Adım adım arşınladığımız yollarda gelişmişlikten uzak bir ilçe görünümünde şimdilerde… Neresi mi? Meya Farqin yani Silvan… Gençliğimde il olma yolundaydı. Şimdilerde ise yolda kaldı. İtmeye çalışan da uçurumu hesaplayamadığı için yavaş yavaş uçuruma doğru sürüklenmekte…

‘Neydik ne olduk’ diyesim geldi birden… O zamanlar çiçeklerin, kuşların sesi hâkim olurken şimdilerde düzensiz bir şehirleşme örneği boy göstermekte. Ölen öldüğüyle kalıyor, kalan da kefenin cebini dolduruyor. Sahiplenmeyi sahip çıkmayı unuttuk artık… Kendimizden, benliğimizden uzaklaştık bir yaprak misali rüzgârın uğultusuna kapılıp oradan oraya savrulup durduk. Örf adet töre gelenek göreneklerimizden yoksun kaldık. Atalarımızı tanımaz olduk…

Ana babaya karşı asi bir gençlik yetiştirdik. Her şey sözde kaldı. Allah’ın verdiği nefesi boşuna tükettik. Boşa kürek çektik hep, emeğimiz çöplerle beraber çöplük alanlara yığılıp kaldı. Aldığımız her nefeste Yaradan’a şükretmeyi unuttuk. Sokak ortasında birbirimizin canına kıydık. Yaradan’a sığınmak yerine öfke ve nefret ruhumuzu intikam çığlıklarıyla esir aldı. Çocuklarımızı okula göndermemeye başladık. Gönderdiklerimizi ise sormayı unuttuk. Suskun kaldık çaresizce…
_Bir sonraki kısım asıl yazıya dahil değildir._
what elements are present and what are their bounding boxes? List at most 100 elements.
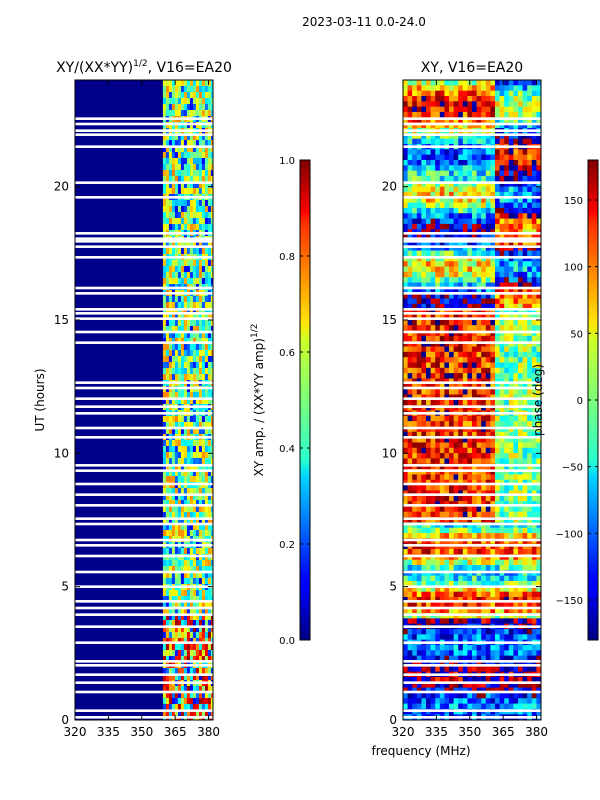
heatmap-cell xyxy=(499,197,505,203)
heatmap-cell xyxy=(407,122,413,129)
heatmap-cell xyxy=(186,530,191,537)
heatmap-cell xyxy=(430,111,436,118)
heatmap-cell xyxy=(192,296,197,303)
heatmap-cell xyxy=(453,197,459,203)
heatmap-cell xyxy=(430,597,436,603)
heatmap-cell xyxy=(198,422,203,429)
heatmap-cell xyxy=(426,431,431,438)
heatmap-cell xyxy=(186,632,191,639)
heatmap-cell xyxy=(449,474,454,481)
heatmap-cell xyxy=(527,389,533,395)
heatmap-cell xyxy=(522,378,528,385)
heatmap-cell xyxy=(531,426,537,433)
heatmap-cell xyxy=(531,602,537,609)
heatmap-cell xyxy=(536,383,541,390)
heatmap-cell xyxy=(195,98,200,105)
heatmap-cell xyxy=(183,632,188,639)
heatmap-cell xyxy=(412,80,418,86)
heatmap-cell xyxy=(449,442,454,449)
heatmap-cell xyxy=(180,278,185,285)
heatmap-cell xyxy=(444,367,450,374)
heatmap-cell xyxy=(439,223,445,230)
heatmap-cell xyxy=(407,138,413,145)
heatmap-cell xyxy=(407,479,413,486)
heatmap-cell xyxy=(177,158,182,165)
heatmap-cell xyxy=(186,470,191,477)
heatmap-cell xyxy=(174,560,179,567)
heatmap-cell xyxy=(207,452,212,459)
heatmap-cell xyxy=(508,426,514,433)
heatmap-cell xyxy=(162,644,167,651)
flagged-row xyxy=(75,681,213,684)
heatmap-cell xyxy=(165,134,170,141)
heatmap-cell xyxy=(458,85,464,92)
heatmap-cell xyxy=(508,447,514,454)
heatmap-cell xyxy=(536,90,541,97)
heatmap-cell xyxy=(168,368,173,375)
heatmap-cell xyxy=(192,464,197,471)
heatmap-cell xyxy=(490,618,496,625)
heatmap-cell xyxy=(490,293,496,299)
heatmap-cell xyxy=(198,596,203,603)
heatmap-cell xyxy=(490,426,496,433)
heatmap-cell xyxy=(467,266,473,273)
x-tick-label: 320 xyxy=(64,725,87,739)
heatmap-cell xyxy=(453,575,459,582)
heatmap-cell xyxy=(504,165,510,172)
heatmap-cell xyxy=(467,527,473,534)
heatmap-cell xyxy=(192,302,197,309)
heatmap-cell xyxy=(458,426,464,433)
heatmap-cell xyxy=(189,698,194,705)
heatmap-cell xyxy=(168,170,173,177)
heatmap-cell xyxy=(171,494,176,501)
heatmap-cell xyxy=(504,453,510,459)
heatmap-cell xyxy=(476,367,482,374)
heatmap-cell xyxy=(186,416,191,423)
heatmap-cell xyxy=(495,325,500,331)
heatmap-cell xyxy=(171,590,176,597)
heatmap-cell xyxy=(508,506,514,513)
heatmap-cell xyxy=(522,218,528,225)
heatmap-cell xyxy=(499,479,505,486)
heatmap-cell xyxy=(171,320,176,327)
heatmap-cell xyxy=(476,421,482,427)
heatmap-cell xyxy=(499,618,505,625)
heatmap-cell xyxy=(513,405,519,411)
heatmap-cell xyxy=(207,596,212,603)
heatmap-cell xyxy=(453,367,459,374)
heatmap-cell xyxy=(168,506,173,513)
heatmap-cell xyxy=(485,213,491,219)
heatmap-cell xyxy=(522,527,528,534)
heatmap-cell xyxy=(453,362,459,369)
heatmap-cell xyxy=(453,202,459,209)
heatmap-cell xyxy=(174,596,179,603)
heatmap-cell xyxy=(481,389,487,395)
heatmap-cell xyxy=(518,389,523,395)
heatmap-cell xyxy=(162,92,167,99)
heatmap-cell xyxy=(522,95,528,102)
heatmap-cell xyxy=(467,495,473,502)
heatmap-cell xyxy=(180,428,185,435)
heatmap-cell xyxy=(210,206,213,213)
heatmap-cell xyxy=(195,452,200,459)
heatmap-cell xyxy=(536,303,541,310)
flagged-row xyxy=(75,493,213,496)
heatmap-cell xyxy=(192,452,197,459)
heatmap-cell xyxy=(177,698,182,705)
heatmap-cell xyxy=(458,122,464,129)
heatmap-cell xyxy=(165,416,170,423)
heatmap-cell xyxy=(171,350,176,357)
heatmap-cell xyxy=(485,511,491,518)
heatmap-cell xyxy=(403,191,408,198)
heatmap-cell xyxy=(518,405,523,411)
heatmap-cell xyxy=(430,602,436,609)
heatmap-cell xyxy=(165,704,170,711)
heatmap-cell xyxy=(210,98,213,105)
heatmap-cell xyxy=(444,527,450,534)
heatmap-cell xyxy=(476,277,482,283)
heatmap-cell xyxy=(518,426,523,433)
heatmap-cell xyxy=(531,186,537,193)
heatmap-cell xyxy=(186,440,191,447)
heatmap-cell xyxy=(407,250,413,257)
heatmap-cell xyxy=(412,559,418,566)
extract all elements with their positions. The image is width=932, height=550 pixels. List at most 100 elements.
Yüreğimiz kan ağladı bir kâbus gibi gece çöktü üzerimize. Güneşin doğuşunu göremediğimiz için batışıyla yetindik. Yıldızlar gibi parlamak yerine göktaşları gibi söndük. Etrafımızdakileri sıcaklığımızla ısıtamadık. Daha doğrusu ısıtmayı beceremedik. İnsanlığımızı gün gün yitirdik. Hüzünle karışık zehri kadehimize doldurduk. Yüreğimiz kanarken kaşlarımız hep çatık baktı dünyaya… Gülümsemek yerine karşımızdakinin yüreğini sözlerimizle dağladık. İsyanı seçtik… Umutla bakamadık geleceğe… Severken bile elimize yüzümüze bulaştırdık. Sokaklarda rahatça gezemez olduk. Kan ve öfke kustuk… Üzerimizde oynanan oyunlara karşı uyanık olmayı beceremedik…

Aynı evden faklı ideolojilere hizmet eden kardeşleri cansız bedenleriyle kefene sarıp toprağa gömdük… Gerçeklerle yüzleşmekten korktuk… Suskunluğumuza çare olamadı hiç kimse. Oysaki bir şeyi unutmuştuk… Birbirimizi en iyi biz anlardık… Birbirimizi yanlış anladık…

Taziyelerimize bile korka korka gittik. Düğünlerimizi geleneklere göre değil ideolojilere göre şekillendirdik. Silvan’ın sokakları bile kan ağlarken biz sadece bakakaldık, yaya kaldık. Hüznümüz, kederimiz yüreğimize saplanan bir hançer gibi sıcaklığını korudu…

Beynimizi zehirlediler düşüncelerimizi kaybettik. Suskunluğumuza hekimler çaresiz kaldı. Travmalarla korkuyla yaşadık. Kurşun yağmurlarına şahit olduk. Çorbamıza kinimizi doğradık…

Yedi defa yıkıldık ama doğrulmasını bildik. Uyan artık Silvan bu sefer yıkılan surların değil gençliğin, beynin, geleceğin… Birbirimize kardeşçe bakmak varken, gülümsemek varken bu öfke kin neye yarar…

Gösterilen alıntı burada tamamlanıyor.